By Joel Iyorwa
“Now I am speaking to you Gentiles. Inasmuch then as I am an apostle to the Gentiles, I magnify my ministry.” Romans 11:13 (RSV)
In my several years of being involved in mobilization, I have had the opportunity of interacting with hundreds of young people. The general perception found among this emerging generation of believers is that missions is some kind of third-rate or low-grade career path.
Message bearers are associated in many places, by many people, with drop-outs, those who couldn’t make good grades in college, or those who couldn’t get a place on the so-called professional courses in university.
In fact, some even dare to say it is the sort of ministry path we assign to those who are not all that important to the life of the local church.
The vibrant, strong and mature guys stay at home and serve on the Church leadership team and help the pastor, while those who are ‘disposable’ can be released for missions.

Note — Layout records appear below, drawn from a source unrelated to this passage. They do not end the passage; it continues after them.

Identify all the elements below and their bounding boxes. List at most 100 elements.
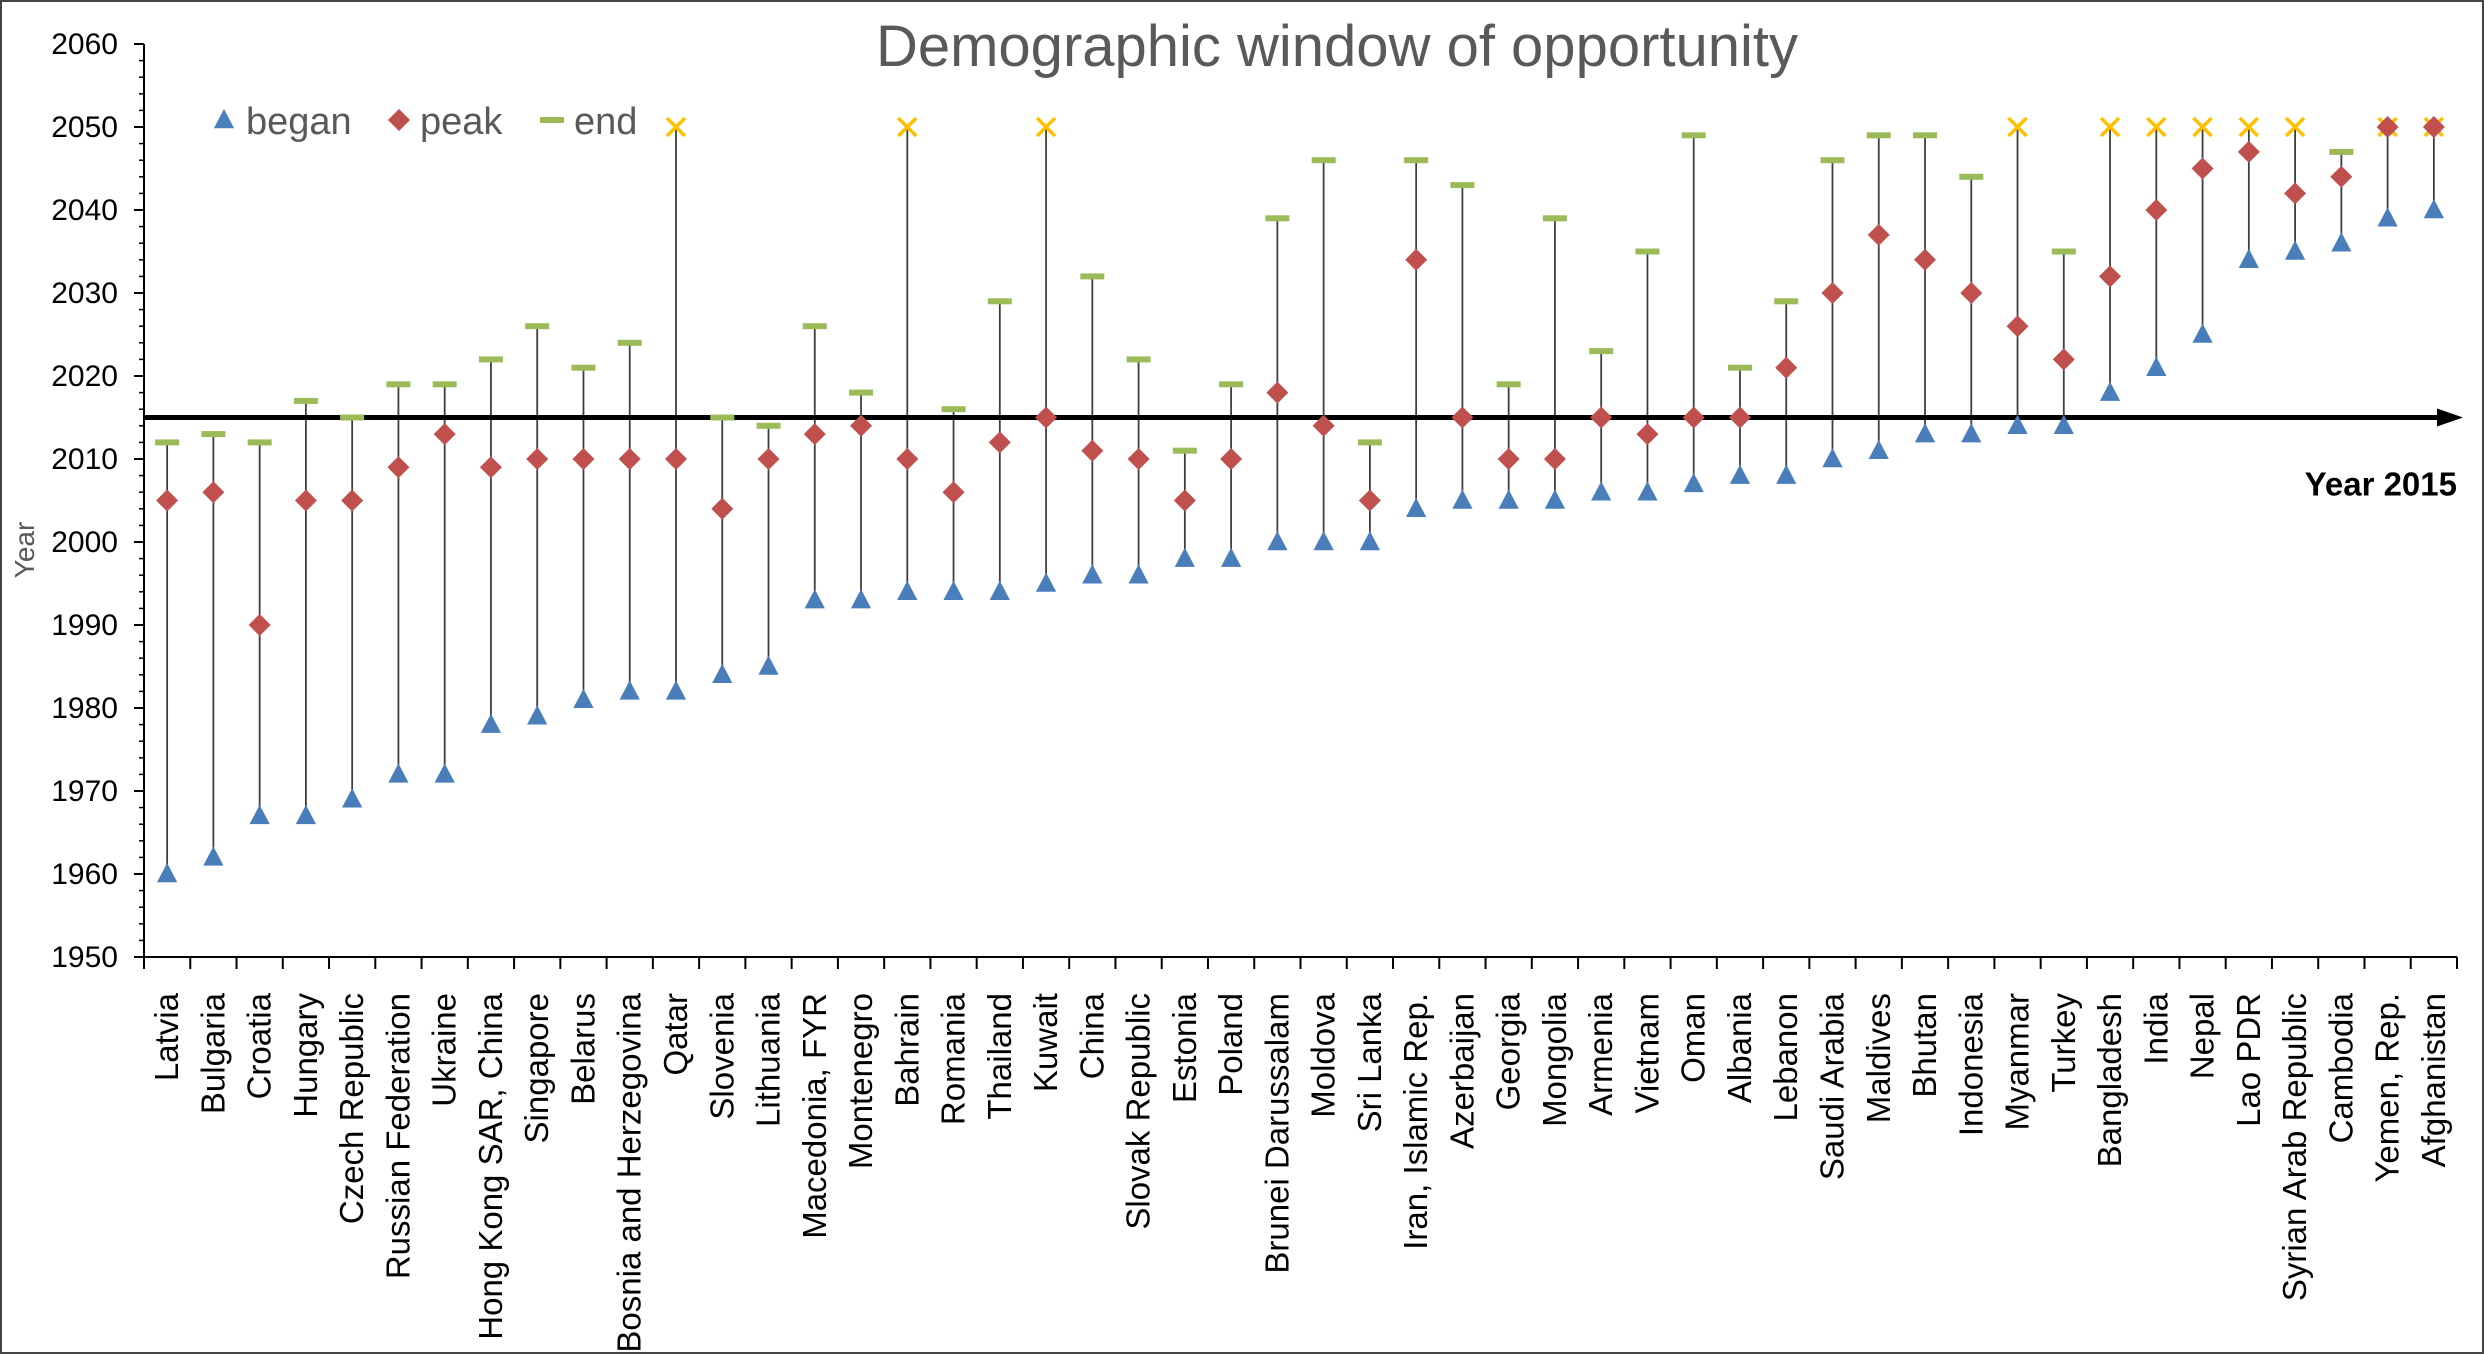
began-marker bbox=[1082, 564, 1103, 584]
reference-line-arrowhead bbox=[2437, 408, 2463, 427]
x-tick-label: India bbox=[2137, 992, 2174, 1064]
began-marker bbox=[1683, 472, 1704, 493]
end-marker bbox=[1265, 215, 1290, 222]
began-marker bbox=[1035, 572, 1057, 592]
began-marker bbox=[665, 680, 687, 700]
peak-marker bbox=[711, 497, 734, 520]
x-tick-label: Cambodia bbox=[2322, 992, 2359, 1143]
markers bbox=[155, 116, 2445, 883]
peak-marker bbox=[2376, 116, 2399, 138]
legend-end-label: end bbox=[574, 101, 637, 143]
x-tick-label: Vietnam bbox=[1628, 993, 1665, 1113]
end-marker bbox=[1589, 348, 1614, 355]
began-marker bbox=[989, 580, 1010, 601]
began-marker bbox=[804, 589, 825, 609]
began-marker bbox=[2099, 381, 2121, 401]
peak-marker bbox=[387, 456, 410, 479]
x-tick-label: Bahrain bbox=[888, 993, 925, 1107]
began-marker bbox=[249, 804, 270, 825]
began-marker bbox=[1776, 464, 1797, 484]
peak-marker bbox=[1821, 282, 1844, 304]
end-beyond-marker bbox=[897, 116, 918, 138]
y-tick-label: 1980 bbox=[51, 692, 118, 725]
legend: began peak end bbox=[213, 101, 637, 143]
x-tick-label: Romania bbox=[935, 992, 972, 1125]
began-marker bbox=[157, 863, 178, 883]
peak-marker bbox=[248, 614, 271, 636]
y-tick-label: 2060 bbox=[51, 28, 118, 61]
x-tick-label: Albania bbox=[1721, 992, 1758, 1103]
x-tick-label: Myanmar bbox=[1999, 993, 2036, 1131]
end-marker bbox=[1542, 215, 1567, 222]
x-tick-label: Belarus bbox=[564, 993, 601, 1105]
began-marker bbox=[1729, 464, 1751, 484]
y-tick-label: 2050 bbox=[51, 111, 118, 144]
began-marker bbox=[203, 846, 224, 866]
end-marker bbox=[1913, 132, 1938, 139]
peak-marker bbox=[1636, 423, 1659, 446]
y-tick-label: 2040 bbox=[51, 194, 118, 227]
x-tick-label: Iran, Islamic Rep. bbox=[1397, 993, 1434, 1250]
end-marker bbox=[802, 323, 827, 330]
y-tick-label: 1970 bbox=[51, 775, 118, 808]
x-tick-label: Czech Republic bbox=[333, 993, 370, 1224]
end-marker bbox=[1450, 182, 1475, 189]
x-tick-label: Bosnia and Herzegovina bbox=[611, 992, 648, 1352]
x-tick-label: Latvia bbox=[148, 992, 185, 1081]
peak-marker bbox=[1312, 414, 1335, 437]
end-marker bbox=[756, 422, 781, 429]
end-marker bbox=[1820, 157, 1845, 164]
end-marker bbox=[1959, 173, 1984, 180]
end-marker bbox=[2329, 148, 2354, 155]
peak-marker bbox=[850, 414, 873, 437]
began-marker bbox=[2192, 323, 2213, 343]
peak-marker bbox=[1590, 406, 1613, 429]
peak-marker bbox=[803, 423, 826, 446]
began-marker bbox=[2377, 207, 2398, 227]
peak-marker bbox=[1728, 406, 1751, 429]
x-tick-label: Lao PDR bbox=[2230, 993, 2267, 1127]
end-marker bbox=[432, 381, 457, 388]
began-marker bbox=[1961, 423, 1982, 443]
x-tick-label: Turkey bbox=[2045, 993, 2082, 1093]
x-tick-label: Moldova bbox=[1305, 992, 1342, 1117]
end-beyond-marker bbox=[2007, 116, 2028, 138]
end-beyond-marker bbox=[2238, 116, 2260, 138]
y-tick-label: 1950 bbox=[51, 941, 118, 974]
end-marker bbox=[1080, 273, 1105, 280]
end-marker bbox=[386, 381, 411, 388]
began-marker bbox=[1406, 497, 1427, 518]
peak-marker bbox=[1173, 489, 1196, 512]
legend-end-marker bbox=[540, 117, 564, 123]
peak-marker bbox=[942, 481, 965, 504]
peak-marker bbox=[2237, 140, 2260, 163]
x-tick-label: Syrian Arab Republic bbox=[2276, 993, 2313, 1301]
peak-marker bbox=[433, 423, 456, 446]
x-tick-label: China bbox=[1073, 992, 1110, 1079]
x-tick-label: Maldives bbox=[1860, 993, 1897, 1123]
began-marker bbox=[1174, 547, 1195, 567]
peak-marker bbox=[1543, 448, 1566, 470]
x-tick-label: Yemen, Rep. bbox=[2369, 993, 2406, 1183]
peak-marker bbox=[2330, 165, 2353, 188]
began-marker bbox=[1220, 547, 1242, 567]
peak-marker bbox=[1127, 448, 1150, 470]
x-tick-label: Croatia bbox=[241, 992, 278, 1099]
peak-marker bbox=[526, 448, 549, 470]
peak-marker bbox=[2284, 182, 2307, 205]
began-marker bbox=[388, 763, 409, 783]
began-marker bbox=[527, 705, 548, 725]
peak-marker bbox=[1775, 356, 1798, 379]
end-beyond-marker bbox=[2284, 116, 2306, 138]
end-marker bbox=[155, 439, 180, 446]
peak-marker bbox=[2006, 315, 2029, 338]
end-marker bbox=[1681, 132, 1706, 139]
reference-line-label: Year 2015 bbox=[2305, 466, 2457, 503]
end-marker bbox=[2051, 248, 2076, 255]
legend-peak-marker bbox=[388, 109, 410, 131]
peak-marker bbox=[294, 489, 317, 512]
peak-marker bbox=[757, 448, 780, 470]
stems bbox=[166, 127, 2435, 874]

Recently, I was surprised when a godly woman I know, called my attention to the ‘misbehaviour’ of her son, whom she claimed has decided to ‘waste his life and education’ by becoming a message bearer(missionary) instead of getting a job in the city.
I also personally had a “concerned woman” as she called herself, ask me “don’t you think you’re wasting your life?”

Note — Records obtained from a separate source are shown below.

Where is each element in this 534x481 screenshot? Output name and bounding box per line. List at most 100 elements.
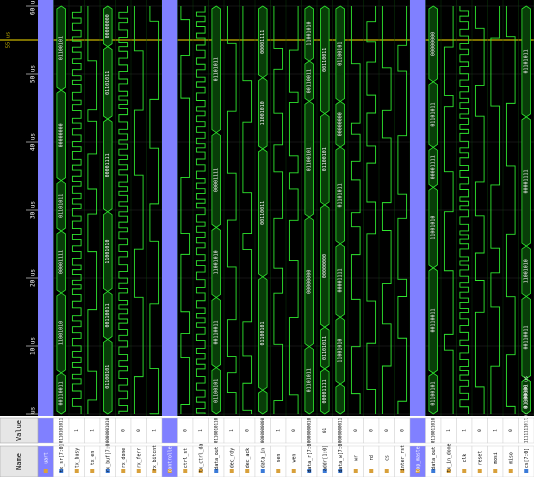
signal-name-data_w[7:0][interactable]: data_w[7:0: [338, 443, 344, 472]
bus-value-label: 01100101: [322, 147, 328, 171]
signal-name-data_out[interactable]: data_out: [214, 446, 220, 469]
bus-value-label: 00110011: [105, 303, 111, 327]
signal-name-uart[interactable]: uart: [43, 452, 49, 464]
bus-value-label: 00000000: [105, 14, 111, 38]
signal-type-icon: [369, 469, 373, 473]
signal-name-mosi[interactable]: mosi: [493, 452, 499, 464]
signal-name-miso[interactable]: miso: [508, 452, 514, 464]
bus-value-label: 01100101: [431, 382, 437, 406]
signal-type-icon: [261, 469, 265, 473]
bus-value-label: 00110011: [431, 308, 437, 332]
signal-name-tx_busy[interactable]: tx_busy: [74, 448, 80, 468]
bus-value-label: 11001010: [307, 21, 313, 45]
signal-name-cs[interactable]: cs: [385, 455, 390, 461]
bus-value-label: 01100101: [307, 147, 313, 171]
time-tick-label: 60 us: [30, 0, 37, 15]
bus-value-label: 00000000: [338, 112, 344, 136]
bus-value-label: 01101011: [322, 336, 328, 360]
signal-name-controller[interactable]: controller: [167, 443, 173, 472]
value-cell: [410, 418, 426, 443]
group-band-top_master: [410, 0, 426, 416]
bus-value-label: 01101011: [524, 49, 530, 73]
bus-value-label: 00110011: [322, 48, 328, 72]
bus-value-label: 00001111: [214, 168, 220, 192]
bus-value-label: 01101011: [338, 183, 344, 207]
group-band-controller: [162, 0, 178, 416]
signal-type-icon: [292, 469, 296, 473]
bus-value-label: 00000000: [431, 32, 437, 56]
bus-value-label: 00001111: [260, 30, 266, 54]
bus-value-label: 01101011: [214, 57, 220, 81]
bus-value-label: 01100101: [214, 379, 220, 403]
bus-value-label: 00110011: [59, 381, 65, 405]
signal-name-rx_bitcnt[interactable]: rx_bitcnt: [152, 445, 158, 471]
signal-name-ctrl_st[interactable]: ctrl_st: [183, 448, 189, 468]
signal-type-icon: [121, 469, 125, 473]
cursor-time-label: 55 us: [6, 32, 12, 49]
time-tick-label: 30 us: [30, 201, 37, 219]
bus-value-label: 01101011: [59, 194, 65, 218]
time-tick-label: 20 us: [30, 269, 37, 287]
bus-value-label: 00001111: [105, 153, 111, 177]
signal-name-tx_ctrl_data[interactable]: tx_ctrl_da: [198, 443, 204, 472]
signal-type-icon: [44, 469, 48, 473]
bus-value-label: 11001010: [105, 240, 111, 264]
group-band-uart: [38, 0, 54, 416]
signal-name-addr[1:0][interactable]: addr[1:0]: [322, 445, 328, 471]
bus-value-label: 00000000: [307, 270, 313, 294]
value-data_out: 0110010110: [213, 417, 218, 443]
value-column-header: Value: [15, 420, 23, 441]
signal-name-inter_rst[interactable]: inter_rst: [400, 445, 406, 471]
signal-name-rx_ferr[interactable]: rx_ferr: [136, 448, 142, 468]
signal-name-tx_en[interactable]: tx_en: [90, 451, 96, 466]
bus-value-label: 01100101: [338, 42, 344, 66]
bus-value-label: 01100101: [59, 36, 65, 60]
bus-value-label: 00001111: [431, 155, 437, 179]
signal-name-dec_ack[interactable]: dec_ack: [245, 448, 251, 468]
bus-value-label: 00001111: [338, 268, 344, 292]
signal-name-tx_in_done[interactable]: tx_in_done: [446, 443, 452, 472]
signal-name-top_master[interactable]: top_master: [415, 443, 421, 472]
bus-value-label: 00110011: [214, 320, 220, 344]
time-tick-label: 10 us: [30, 337, 37, 355]
signal-name-cs[7:0][interactable]: cs[7:0]: [524, 448, 530, 468]
signal-name-data_in[interactable]: data_in: [260, 448, 266, 468]
signal-name-rx_buf[7:0][interactable]: rx_buf[7:0: [105, 443, 111, 472]
cursor-readout: Now: 0.000000 us: [524, 376, 530, 424]
signal-type-icon: [75, 469, 79, 473]
name-column-header: Name: [15, 453, 23, 470]
time-tick-label: 50 us: [30, 65, 37, 83]
bus-value-label: 00001111: [322, 379, 328, 403]
bus-value-label: 00000000: [59, 123, 65, 147]
value-data_r[7:0]: 0000000010: [306, 417, 311, 443]
bus-value-label: 00001111: [524, 169, 530, 193]
signal-name-rx_done[interactable]: rx_done: [121, 448, 127, 468]
value-rx_buf[7:0]: 0000001010: [105, 417, 110, 443]
value-tx_sr[7:0]: 0110101011: [58, 417, 63, 443]
bus-value-label: 00110011: [260, 201, 266, 225]
signal-type-icon: [354, 469, 358, 473]
bus-value-label: 01101011: [307, 368, 313, 392]
bus-value-label: 01101011: [431, 103, 437, 127]
signal-name-tx_sr[7:0][interactable]: tx_sr[7:0]: [59, 444, 65, 473]
signal-type-icon: [230, 469, 234, 473]
bus-value-label: 00000000: [322, 254, 328, 278]
signal-name-rd[interactable]: rd: [369, 455, 375, 461]
signal-name-clk[interactable]: clk: [462, 454, 468, 463]
signal-name-dec_rdy[interactable]: dec_rdy: [229, 448, 235, 468]
signal-name-wen[interactable]: wen: [292, 454, 297, 463]
signal-type-icon: [478, 469, 482, 473]
signal-type-icon: [524, 469, 528, 473]
signal-name-wr[interactable]: wr: [354, 455, 359, 461]
bus-value-label: 00001111: [59, 250, 65, 274]
signal-name-data_r[7:0][interactable]: data_r[7:0: [307, 443, 313, 472]
value-data_in: 0000000000: [260, 417, 265, 443]
signal-type-icon: [245, 469, 249, 473]
signal-name-reset[interactable]: reset: [477, 451, 483, 466]
signal-name-data_out[interactable]: data_out: [431, 446, 437, 469]
signal-name-sen[interactable]: sen: [277, 454, 282, 463]
value-data_w[7:0]: 0000000011: [337, 417, 342, 443]
bus-value-label: 01100101: [260, 321, 266, 345]
bus-value-label: 11001010: [524, 259, 530, 283]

To be fully involved in missions, rather than taking up a corporate job and earning a fat salary is considered “a waste.” Not every one might call it a waste, but most think it is not high on the list of great things to do with one’s life.
There are countless number of cases like this that we all have come across that have skewed the balances of nobility and worthiness in disfavor of missions and message bearer service.
When we reflect deeply on why missions continues to rank so low on the career options for many people, we cannot help but notice the extent to which we have bent to worldly standards of successful living. We have done the exact thing scripture warns us not to do: “be not conformed to the patterns of this world” (Rom 12:2).
But God sees things differently. While the world defines success and greatness by tangible, physical things, God
defines it by spiritual and eternal values. In God’s order, which supersedes our human ideas, only things that have value beyond this world are truly important.
True success and greatness in God’s eyes therefore is one’s relative progression in those things with value in eternity, beyond time.
Unless we begin to see as God sees, we will always make the terrible mistake of buying into the world’s idea that life is wasted when it is spent pursuing the glory of God among the nations and successful when it is spent pursuing personal comfort and economic power.
The only man who ever stooped low to be a message bearer was Jesus. He stooped low so that everyone else can step-up and step higher into co-laboring with Him for the glory and praise of God in the earth.
Jesus left the glory of heaven, and of being God, to become flesh and dwell among us to bring us the hope of salvation and reconciliation with the Father.
To join Jesus in this labor is not to stoop low. It is to step into honor and into a higher value system, too high for the standards of this world.
The American dream pales in comparison to God’s dream of all nations becoming blessed as they worship Him. Like Mary, each time the alabaster jar of a young life is “broken and poured out” to the Lord in sacrificial cross-cultural labor, it is considered a ‘waste’ and thought of as foolishness by the world.
In Paul’s letter to the Philippians we find the anecdote to this sad trend. Paul spoke about ‘magnifying his office’ or his ministry.
He was called to go and serve the Gentiles at a time when it was hugely unpopular and even dangerous to do so. The secret to Paul’s unwavering consistency and faithfulness in that calling was that he was always ‘magnifying’ it.
What did Paul mean when he said “I magnify my ministry” and how can we do the same today? The word Paul uses here is the Greek word ‘megaluno’ meaning “to make large”, “to grow” or “make greater.” It is the verb form of the word ‘mega’ – big, large, great.
This is the idea when we say things like megapixel or megachurch. The real idea of ‘megaluno’ is in English as someone has said, to “megatize”, i.e., making something big.
Magnifying missions does not mean having an inaccurate, exaggerated, falsified and unrealistic perception about our work not like a magnifying glass or microscope but to make clearer, to bring closer so as to see better, to see it as big as it truly is like a telescope or binoculars.
God must take away our myopic vision and perception about missions and give us a telescopic vision.